Karl Anthony Duguid (born 21 March 1978) is an English former professional footballer. He spent the majority of his playing career with Colchester United where, over two stints, he made over 400 league appearances. He also played for Plymouth Argyle before finishing his professional career at Colchester, where he became a coach following his retirement in 2014.

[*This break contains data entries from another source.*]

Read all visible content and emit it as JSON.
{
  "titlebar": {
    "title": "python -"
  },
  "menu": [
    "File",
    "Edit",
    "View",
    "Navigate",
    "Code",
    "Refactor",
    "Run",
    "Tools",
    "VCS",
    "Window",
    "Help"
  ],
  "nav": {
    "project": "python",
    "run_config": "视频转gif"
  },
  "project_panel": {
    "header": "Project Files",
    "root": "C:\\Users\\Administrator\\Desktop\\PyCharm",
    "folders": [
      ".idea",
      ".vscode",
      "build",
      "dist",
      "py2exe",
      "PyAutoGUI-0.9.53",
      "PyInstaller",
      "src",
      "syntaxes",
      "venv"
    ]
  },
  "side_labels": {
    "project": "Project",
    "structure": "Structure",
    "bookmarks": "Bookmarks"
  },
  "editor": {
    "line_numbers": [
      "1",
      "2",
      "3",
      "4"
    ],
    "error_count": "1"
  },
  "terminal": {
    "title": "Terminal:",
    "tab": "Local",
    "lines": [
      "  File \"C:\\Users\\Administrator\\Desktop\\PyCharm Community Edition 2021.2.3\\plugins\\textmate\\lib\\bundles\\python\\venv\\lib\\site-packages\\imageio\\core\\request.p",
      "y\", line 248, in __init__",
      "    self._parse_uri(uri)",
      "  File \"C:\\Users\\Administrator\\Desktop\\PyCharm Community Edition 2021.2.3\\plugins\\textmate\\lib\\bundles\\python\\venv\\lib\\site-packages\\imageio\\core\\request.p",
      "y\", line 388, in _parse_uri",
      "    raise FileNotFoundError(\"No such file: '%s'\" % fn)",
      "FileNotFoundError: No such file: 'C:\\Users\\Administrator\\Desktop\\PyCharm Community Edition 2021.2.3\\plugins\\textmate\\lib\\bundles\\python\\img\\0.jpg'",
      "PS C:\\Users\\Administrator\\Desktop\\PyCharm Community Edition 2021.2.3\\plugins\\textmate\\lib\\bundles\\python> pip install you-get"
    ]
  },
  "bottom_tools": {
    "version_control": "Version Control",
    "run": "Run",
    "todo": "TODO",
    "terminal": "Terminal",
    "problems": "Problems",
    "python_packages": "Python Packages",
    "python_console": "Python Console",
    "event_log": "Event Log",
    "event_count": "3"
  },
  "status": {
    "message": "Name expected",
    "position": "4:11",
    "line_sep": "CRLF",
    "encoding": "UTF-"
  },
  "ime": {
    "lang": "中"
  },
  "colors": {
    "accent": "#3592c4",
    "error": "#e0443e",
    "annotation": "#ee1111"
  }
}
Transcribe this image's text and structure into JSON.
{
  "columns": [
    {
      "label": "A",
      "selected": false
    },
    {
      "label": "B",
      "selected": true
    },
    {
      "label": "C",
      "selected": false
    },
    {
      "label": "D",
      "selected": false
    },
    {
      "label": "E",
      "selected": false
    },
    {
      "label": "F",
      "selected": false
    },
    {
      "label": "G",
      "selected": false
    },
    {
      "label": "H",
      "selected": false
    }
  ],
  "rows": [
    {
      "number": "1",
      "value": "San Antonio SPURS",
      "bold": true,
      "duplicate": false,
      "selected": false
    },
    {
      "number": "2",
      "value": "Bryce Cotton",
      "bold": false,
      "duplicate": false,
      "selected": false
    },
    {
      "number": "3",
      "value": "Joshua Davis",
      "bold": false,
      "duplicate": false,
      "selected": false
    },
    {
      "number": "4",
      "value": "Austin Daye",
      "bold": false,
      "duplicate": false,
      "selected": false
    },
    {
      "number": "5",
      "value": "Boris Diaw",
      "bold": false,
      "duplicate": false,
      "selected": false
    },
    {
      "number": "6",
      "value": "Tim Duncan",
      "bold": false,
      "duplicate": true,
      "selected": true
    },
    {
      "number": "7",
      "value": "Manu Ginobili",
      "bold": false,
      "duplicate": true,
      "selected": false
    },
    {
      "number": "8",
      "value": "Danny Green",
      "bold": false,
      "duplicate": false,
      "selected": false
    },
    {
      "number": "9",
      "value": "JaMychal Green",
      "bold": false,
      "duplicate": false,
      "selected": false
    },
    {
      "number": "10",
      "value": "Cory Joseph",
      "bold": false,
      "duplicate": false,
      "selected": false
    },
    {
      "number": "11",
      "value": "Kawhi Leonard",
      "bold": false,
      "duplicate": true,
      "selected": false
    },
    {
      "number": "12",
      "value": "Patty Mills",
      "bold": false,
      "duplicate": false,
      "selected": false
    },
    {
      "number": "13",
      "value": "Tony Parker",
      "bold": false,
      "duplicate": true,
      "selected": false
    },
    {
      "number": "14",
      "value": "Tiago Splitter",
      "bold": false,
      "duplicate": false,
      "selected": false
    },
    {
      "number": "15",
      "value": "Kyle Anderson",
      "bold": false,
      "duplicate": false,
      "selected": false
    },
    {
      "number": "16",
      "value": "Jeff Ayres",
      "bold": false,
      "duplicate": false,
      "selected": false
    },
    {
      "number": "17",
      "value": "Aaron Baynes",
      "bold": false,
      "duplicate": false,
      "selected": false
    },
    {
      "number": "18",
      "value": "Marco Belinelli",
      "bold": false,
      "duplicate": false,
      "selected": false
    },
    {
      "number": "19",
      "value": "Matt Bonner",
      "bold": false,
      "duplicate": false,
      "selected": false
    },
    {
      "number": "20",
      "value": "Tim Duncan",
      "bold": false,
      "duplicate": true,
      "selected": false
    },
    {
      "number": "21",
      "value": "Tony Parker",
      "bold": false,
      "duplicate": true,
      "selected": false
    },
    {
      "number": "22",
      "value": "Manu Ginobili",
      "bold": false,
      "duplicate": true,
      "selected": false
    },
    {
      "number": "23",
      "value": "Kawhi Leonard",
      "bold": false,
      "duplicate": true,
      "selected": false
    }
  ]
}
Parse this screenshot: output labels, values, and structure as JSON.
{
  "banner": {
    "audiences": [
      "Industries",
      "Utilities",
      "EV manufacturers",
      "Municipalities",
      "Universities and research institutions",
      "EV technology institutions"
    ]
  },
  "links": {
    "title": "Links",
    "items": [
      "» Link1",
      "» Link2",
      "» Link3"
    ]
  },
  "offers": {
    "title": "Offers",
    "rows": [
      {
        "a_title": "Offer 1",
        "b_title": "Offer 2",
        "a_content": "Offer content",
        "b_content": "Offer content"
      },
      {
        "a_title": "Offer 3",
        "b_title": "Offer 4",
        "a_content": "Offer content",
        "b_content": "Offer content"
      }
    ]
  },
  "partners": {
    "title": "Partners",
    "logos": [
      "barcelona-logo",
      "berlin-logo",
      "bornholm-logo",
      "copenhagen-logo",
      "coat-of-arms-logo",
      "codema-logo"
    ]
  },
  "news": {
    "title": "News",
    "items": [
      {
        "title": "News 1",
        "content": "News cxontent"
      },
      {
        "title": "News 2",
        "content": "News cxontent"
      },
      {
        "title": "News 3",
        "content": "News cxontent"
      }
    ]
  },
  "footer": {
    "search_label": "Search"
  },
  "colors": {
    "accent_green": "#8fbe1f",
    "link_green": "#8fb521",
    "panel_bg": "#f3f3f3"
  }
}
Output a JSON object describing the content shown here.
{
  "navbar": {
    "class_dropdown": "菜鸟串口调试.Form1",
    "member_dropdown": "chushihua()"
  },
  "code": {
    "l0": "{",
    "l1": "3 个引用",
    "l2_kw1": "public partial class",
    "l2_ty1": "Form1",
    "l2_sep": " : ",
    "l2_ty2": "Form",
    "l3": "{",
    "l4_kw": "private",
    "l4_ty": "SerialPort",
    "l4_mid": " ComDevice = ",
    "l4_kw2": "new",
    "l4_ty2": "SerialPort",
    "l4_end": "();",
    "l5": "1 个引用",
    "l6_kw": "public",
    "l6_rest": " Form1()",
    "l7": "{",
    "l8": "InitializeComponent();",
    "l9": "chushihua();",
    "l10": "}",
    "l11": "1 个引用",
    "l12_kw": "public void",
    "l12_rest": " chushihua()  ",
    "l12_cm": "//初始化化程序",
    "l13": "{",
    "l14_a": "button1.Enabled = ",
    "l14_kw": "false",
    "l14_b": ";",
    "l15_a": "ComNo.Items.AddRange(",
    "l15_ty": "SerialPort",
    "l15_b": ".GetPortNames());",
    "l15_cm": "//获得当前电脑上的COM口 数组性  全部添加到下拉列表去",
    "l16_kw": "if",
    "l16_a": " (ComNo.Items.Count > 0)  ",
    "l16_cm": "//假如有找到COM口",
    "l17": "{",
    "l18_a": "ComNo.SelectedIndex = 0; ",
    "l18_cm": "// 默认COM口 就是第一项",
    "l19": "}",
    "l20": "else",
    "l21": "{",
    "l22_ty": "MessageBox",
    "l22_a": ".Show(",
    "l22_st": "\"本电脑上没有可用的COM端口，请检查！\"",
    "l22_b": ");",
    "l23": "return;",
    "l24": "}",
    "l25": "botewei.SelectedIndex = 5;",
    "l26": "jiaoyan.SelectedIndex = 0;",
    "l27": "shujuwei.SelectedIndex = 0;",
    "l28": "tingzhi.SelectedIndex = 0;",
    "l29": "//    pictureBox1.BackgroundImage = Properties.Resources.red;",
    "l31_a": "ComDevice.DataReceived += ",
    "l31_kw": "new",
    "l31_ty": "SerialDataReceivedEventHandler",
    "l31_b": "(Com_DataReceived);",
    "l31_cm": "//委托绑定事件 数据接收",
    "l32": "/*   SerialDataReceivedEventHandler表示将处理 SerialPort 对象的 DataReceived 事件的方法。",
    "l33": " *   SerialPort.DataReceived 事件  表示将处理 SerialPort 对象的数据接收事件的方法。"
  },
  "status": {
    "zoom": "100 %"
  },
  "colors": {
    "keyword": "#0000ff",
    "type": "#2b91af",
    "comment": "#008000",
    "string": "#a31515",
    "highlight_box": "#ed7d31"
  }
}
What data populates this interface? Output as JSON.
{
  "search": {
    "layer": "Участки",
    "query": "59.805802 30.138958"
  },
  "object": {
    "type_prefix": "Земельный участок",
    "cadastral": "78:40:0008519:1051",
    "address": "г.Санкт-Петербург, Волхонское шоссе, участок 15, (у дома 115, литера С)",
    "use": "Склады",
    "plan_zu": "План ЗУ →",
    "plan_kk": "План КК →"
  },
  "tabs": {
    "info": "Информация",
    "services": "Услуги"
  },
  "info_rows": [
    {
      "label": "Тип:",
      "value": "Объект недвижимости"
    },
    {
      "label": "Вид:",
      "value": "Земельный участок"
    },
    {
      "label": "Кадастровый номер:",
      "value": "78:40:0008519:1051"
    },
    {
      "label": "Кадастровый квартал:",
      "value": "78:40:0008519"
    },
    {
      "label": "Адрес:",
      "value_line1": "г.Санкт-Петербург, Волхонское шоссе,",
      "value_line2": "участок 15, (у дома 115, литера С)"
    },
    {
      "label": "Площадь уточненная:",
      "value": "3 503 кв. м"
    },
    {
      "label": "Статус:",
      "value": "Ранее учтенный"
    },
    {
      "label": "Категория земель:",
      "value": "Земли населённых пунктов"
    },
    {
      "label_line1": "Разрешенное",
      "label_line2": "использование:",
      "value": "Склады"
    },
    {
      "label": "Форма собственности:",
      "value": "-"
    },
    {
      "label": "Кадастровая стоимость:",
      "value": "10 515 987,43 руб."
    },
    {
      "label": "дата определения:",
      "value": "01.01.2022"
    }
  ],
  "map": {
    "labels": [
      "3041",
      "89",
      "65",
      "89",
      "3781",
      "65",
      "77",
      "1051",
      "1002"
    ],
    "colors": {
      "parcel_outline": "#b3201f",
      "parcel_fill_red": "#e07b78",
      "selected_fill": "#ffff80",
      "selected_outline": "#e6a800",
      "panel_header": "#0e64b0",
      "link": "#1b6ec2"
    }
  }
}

After leaving his coaching role at Colchester in October 2014, Duguid returned to playing with Stanway Rovers the same month, before joining Welling United in the Conference in January 2015. He returned to Stanway after two months with Welling, before making a move to Needham Market in the summer of 2015, where he became academy manager alongside former Colchester teammate Kemal Izzet. He joined Heybridge Swifts in May 2016, and was appointed manager of Stanway Rovers in December 2016. In June 2018, Duguid returned to Heybridge Swifts and was appointed as assistant manager, later serving as manager from 2019 to 2020. After a short stint as assistant manager at Stanway Rovers in 2021, he was appointed joint manager of Coggeshall Town. He returned to Stanway as manager the following year, leaving in 2023.

==Playing career==
===Colchester United===
Duguid, born in Letchworth, had been at Colchester United since he was a 16-year-old, coming up through the youth team scheme at Layer Road. He was playing in the first team by the age of 17 as a second-year YTS. He missed a crucial penalty as Colchester lost the 1997 Football League Trophy Final in a shootout against Carlisle United. He helped the club win promotion to the Second Division in 1998, via the play-offs. A serious knee injury ruled him out of the whole 2004–05 season. However, he returned as captain and led Colchester to promotion to the Championship for the first time ever, followed by their highest ever league position 12 months later. After the first year in the Championship, Duguid kicked off 2007–08 campaign by making his 400th appearance at Sheffield United on the opening day. He signed a new contract in January 2007, and played in all but three of the U's league games but was unable to prevent them from suffering relegation back to League One.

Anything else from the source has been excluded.